Lane's anthology, culled from the magazine he edits, wouldn't have been possible without his access gained by being editor of the world's premier business magazine. Access and early understanding garnered at the think takes, summits, and both online and print magazine articles he oversees allowed him an eagle eye's view of what was happening in the changing business atmosphere as kids who wrote code bypassed their elders as successful entrepreneurs. Or as Lane quotes, "how a handful of young digital swashbucklers...shrugged off [the past]... to transform how industries operate and fortunes get made." Lane lays out the what, who, and how of this financial phenomenon.

"As you turn the pages of this book, there is a far higher correlation between financial success and a stint as a teen hacker than having daddy's name on a building at Harvard." Indeed, there is a common denominator shared by this all-male (save one) collection, an accurate reflection of the sexism currently prevailing in the technology environment.
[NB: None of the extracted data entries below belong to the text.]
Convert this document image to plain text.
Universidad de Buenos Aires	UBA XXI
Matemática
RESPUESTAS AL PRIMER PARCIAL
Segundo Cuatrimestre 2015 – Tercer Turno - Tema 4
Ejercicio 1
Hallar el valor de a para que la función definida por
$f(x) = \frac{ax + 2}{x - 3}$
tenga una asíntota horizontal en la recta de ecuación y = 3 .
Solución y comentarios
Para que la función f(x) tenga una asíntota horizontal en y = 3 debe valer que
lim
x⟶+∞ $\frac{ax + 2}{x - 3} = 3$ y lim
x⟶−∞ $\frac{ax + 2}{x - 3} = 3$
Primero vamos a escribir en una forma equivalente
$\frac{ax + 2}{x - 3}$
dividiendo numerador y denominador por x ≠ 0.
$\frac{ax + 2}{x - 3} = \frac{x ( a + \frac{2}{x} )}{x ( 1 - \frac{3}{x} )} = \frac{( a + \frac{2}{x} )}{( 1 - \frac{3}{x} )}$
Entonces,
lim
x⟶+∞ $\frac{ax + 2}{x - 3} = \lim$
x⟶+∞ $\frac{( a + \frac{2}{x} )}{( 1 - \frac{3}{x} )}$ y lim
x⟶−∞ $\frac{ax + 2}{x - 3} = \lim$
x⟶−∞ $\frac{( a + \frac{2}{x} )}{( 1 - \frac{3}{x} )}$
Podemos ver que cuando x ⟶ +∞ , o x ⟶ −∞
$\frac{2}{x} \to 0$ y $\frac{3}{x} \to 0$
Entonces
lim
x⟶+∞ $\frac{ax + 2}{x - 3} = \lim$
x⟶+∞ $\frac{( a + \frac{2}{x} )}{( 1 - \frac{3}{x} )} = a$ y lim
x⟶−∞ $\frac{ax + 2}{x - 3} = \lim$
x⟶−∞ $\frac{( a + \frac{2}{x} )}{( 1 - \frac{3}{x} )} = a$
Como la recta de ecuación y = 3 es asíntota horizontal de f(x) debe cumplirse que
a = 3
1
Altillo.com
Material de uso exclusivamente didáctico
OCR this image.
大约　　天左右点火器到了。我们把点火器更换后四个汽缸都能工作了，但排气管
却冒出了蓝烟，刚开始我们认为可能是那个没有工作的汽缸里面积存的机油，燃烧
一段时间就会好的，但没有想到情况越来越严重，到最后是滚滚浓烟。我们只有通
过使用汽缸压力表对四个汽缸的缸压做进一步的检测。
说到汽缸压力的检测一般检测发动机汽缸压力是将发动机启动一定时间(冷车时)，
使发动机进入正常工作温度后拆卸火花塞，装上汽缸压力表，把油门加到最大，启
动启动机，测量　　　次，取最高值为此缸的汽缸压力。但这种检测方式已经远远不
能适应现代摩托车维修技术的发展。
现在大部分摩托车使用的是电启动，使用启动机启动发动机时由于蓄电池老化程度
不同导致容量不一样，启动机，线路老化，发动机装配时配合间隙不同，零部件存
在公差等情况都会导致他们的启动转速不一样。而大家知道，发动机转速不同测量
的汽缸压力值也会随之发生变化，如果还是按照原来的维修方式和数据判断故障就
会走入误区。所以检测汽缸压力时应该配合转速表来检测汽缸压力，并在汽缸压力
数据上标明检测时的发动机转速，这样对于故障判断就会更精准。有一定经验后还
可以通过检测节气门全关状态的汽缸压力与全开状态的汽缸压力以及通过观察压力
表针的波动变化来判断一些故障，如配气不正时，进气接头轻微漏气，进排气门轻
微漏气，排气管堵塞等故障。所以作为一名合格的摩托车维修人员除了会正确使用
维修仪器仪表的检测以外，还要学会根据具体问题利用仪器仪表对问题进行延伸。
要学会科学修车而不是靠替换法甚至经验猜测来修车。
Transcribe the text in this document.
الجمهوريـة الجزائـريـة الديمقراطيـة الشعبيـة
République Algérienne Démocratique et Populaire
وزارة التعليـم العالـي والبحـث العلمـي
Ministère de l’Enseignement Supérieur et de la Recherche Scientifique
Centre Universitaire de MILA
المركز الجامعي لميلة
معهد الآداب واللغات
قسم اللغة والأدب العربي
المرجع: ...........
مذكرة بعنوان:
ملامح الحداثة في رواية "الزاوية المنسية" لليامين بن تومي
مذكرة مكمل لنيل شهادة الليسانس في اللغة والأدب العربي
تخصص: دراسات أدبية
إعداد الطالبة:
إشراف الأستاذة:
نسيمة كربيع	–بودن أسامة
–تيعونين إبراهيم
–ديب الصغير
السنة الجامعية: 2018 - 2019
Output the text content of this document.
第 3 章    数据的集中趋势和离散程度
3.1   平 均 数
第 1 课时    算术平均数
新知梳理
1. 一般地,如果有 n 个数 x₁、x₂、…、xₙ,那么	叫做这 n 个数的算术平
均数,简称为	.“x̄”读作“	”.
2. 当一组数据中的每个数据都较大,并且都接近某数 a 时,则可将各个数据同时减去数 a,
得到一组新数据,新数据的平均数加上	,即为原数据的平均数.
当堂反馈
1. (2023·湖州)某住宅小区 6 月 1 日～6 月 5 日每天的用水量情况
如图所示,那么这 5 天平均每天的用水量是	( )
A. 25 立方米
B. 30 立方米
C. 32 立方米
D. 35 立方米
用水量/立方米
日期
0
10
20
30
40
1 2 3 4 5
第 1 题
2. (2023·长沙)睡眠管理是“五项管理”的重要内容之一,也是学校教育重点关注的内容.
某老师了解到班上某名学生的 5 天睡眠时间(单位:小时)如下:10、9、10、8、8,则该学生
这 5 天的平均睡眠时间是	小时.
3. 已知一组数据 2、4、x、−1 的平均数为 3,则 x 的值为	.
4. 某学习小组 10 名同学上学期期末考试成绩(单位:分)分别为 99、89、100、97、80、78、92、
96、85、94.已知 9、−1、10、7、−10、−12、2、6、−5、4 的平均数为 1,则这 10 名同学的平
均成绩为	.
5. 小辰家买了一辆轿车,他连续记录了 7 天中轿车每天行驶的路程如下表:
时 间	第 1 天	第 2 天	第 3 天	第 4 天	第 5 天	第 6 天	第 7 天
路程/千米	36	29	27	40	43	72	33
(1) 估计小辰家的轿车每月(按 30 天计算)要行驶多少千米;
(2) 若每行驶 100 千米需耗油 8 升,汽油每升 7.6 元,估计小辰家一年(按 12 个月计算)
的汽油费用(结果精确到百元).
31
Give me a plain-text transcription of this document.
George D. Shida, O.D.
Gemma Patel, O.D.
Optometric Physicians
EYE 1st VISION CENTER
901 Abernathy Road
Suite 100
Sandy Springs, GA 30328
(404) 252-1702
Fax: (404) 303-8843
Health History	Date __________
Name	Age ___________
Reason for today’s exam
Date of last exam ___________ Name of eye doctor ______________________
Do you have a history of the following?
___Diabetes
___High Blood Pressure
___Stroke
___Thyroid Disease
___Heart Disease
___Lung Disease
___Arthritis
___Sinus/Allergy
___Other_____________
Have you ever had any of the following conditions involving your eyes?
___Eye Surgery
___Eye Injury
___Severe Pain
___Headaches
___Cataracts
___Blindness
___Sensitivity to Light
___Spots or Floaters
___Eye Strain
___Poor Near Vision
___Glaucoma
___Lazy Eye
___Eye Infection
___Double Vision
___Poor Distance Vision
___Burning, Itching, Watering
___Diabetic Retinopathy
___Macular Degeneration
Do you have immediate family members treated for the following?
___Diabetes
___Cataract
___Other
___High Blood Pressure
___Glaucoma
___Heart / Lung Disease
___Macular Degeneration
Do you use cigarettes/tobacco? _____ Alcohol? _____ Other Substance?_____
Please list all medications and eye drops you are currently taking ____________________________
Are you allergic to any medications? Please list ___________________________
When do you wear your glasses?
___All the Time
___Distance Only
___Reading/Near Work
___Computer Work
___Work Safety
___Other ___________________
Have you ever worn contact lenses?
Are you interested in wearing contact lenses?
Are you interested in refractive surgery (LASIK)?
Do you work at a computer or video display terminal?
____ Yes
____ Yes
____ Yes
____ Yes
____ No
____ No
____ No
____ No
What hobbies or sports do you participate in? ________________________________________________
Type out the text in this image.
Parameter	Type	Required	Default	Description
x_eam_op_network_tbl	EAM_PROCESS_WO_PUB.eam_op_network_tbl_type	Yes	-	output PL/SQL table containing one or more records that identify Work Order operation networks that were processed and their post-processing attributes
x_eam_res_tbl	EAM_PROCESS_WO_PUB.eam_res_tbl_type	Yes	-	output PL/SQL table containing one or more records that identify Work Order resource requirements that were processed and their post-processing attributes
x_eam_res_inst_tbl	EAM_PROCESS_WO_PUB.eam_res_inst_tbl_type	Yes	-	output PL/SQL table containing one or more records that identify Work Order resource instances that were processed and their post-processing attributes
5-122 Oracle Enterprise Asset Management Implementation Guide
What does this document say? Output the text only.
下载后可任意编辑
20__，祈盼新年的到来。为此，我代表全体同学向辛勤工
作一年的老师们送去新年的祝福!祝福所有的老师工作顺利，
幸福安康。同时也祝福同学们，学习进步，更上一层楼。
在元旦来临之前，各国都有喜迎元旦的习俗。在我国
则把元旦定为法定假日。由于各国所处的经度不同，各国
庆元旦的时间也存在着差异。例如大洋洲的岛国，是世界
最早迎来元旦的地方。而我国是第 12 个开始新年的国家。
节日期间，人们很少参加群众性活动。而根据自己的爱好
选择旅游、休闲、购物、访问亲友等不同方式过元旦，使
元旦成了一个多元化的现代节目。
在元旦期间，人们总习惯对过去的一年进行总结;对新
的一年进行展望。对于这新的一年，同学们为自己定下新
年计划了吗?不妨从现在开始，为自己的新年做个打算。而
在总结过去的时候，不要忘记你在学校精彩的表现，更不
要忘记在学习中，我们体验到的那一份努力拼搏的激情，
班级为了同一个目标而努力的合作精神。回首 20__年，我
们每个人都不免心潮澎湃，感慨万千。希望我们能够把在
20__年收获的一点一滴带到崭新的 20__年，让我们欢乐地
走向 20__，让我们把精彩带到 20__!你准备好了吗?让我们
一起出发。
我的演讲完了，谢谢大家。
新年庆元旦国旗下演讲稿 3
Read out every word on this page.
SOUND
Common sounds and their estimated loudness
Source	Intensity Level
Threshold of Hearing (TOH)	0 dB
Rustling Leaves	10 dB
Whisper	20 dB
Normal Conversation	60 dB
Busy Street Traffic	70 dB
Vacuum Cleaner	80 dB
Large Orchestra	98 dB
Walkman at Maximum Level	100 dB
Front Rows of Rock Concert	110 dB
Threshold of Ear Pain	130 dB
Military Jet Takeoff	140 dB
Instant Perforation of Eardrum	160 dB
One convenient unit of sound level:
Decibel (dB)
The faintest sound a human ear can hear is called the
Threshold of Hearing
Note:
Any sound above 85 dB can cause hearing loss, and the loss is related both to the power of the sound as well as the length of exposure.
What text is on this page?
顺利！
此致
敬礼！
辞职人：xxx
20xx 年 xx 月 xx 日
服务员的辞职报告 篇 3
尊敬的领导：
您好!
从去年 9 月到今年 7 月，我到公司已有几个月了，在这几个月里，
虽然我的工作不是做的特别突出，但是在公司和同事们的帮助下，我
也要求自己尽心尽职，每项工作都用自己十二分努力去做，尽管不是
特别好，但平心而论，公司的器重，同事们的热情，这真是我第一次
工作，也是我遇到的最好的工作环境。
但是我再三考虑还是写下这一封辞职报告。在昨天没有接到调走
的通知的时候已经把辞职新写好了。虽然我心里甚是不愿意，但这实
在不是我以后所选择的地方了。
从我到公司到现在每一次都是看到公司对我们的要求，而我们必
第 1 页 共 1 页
Or as Lane says, "One of the commonalities this new breed of entrepreneurs has is a Y chromosome." For the most part they're all men. And they're digital natives. They grew up with the internet; they've been of the internet and smartphones all their lives. Since youth seems to be a criterion for these "creative engineers," most have dropped out of college to pursue their passion and their private jets. As Lane says, "this is not a generation of Sam Waltons. They are not salesmen or necessarily people persons."

In 1992 at age 16, Jan Koum and his mother emigrated from Kiev, Ukraine to Mountain View in Silicon Valley. When his mother was diagnosed with cancer, they lived off her disability allowance. By 18 he had taught himself computer networking. He joined a hacker group called w00w00 and "chatted" with Napster co-founder Shawn Fanning. In early 2014, WhatsApp, a company Koum co-founded with Brian Acton, who he had met after taking a job at Yahoo, was purchased by Facebook for $19 billion. Koum took the papers and signed them on the door of the welfare office where he had once picked up his welfare checks.

Lane explains that in some cases his Forbes team is like psychotherapists. "We sometimes become Oprah's couch for young entrepreneurs. These tycoons look upon us almost like confidantes, open up their private lives-- more psychographic than demographic." These stories are about people - not code - and in each telling, it is about inspiration and execution and the founder at his core. The book explores not only the triumphs of these young people but also the disappointments that sometimes lead to depression and insecurities. And this book lays them out.

You Only Have To Be Right Once: The Unprecedented Rise of the Instant Tech Billionaires is both intriguing and inspiring, relaying to an eager audience the hardly believable stories of fifteen self-made men and the Israeli born Adi Tatarko, who founded Houzz with her software engineer husband. These young entrepreneurs, who set out knowing too little about the harsh business climate they were entering to be intimidated, are dubbed "disrupters," continually seeking to upset the status quo. Their innovations are changing the way we live and work. Their game changing technologies impact most Americans, and many others the world over, on a daily basis.

"We led with conviction rather than rationale, because rationale said it was impossible" says Daniel Ek of Spotify.

The book also profiles Elon Musk of Tesla Motors and SpaceX, Kevin Systrom of Instagram, David Karp of Tumblr, and fairly psychoanalyzes Sean Parker of Napster and Facebook. The interviews with these impassioned and emboldened code-writing subjects make for fascinating reading as well as wonderment. For their brilliance and perseverance we are in awe. For their vast wealth--at no time in history have such enormous fortunes been so rapidly created, let alone by those so young--we rely on books like this to de-mystify us.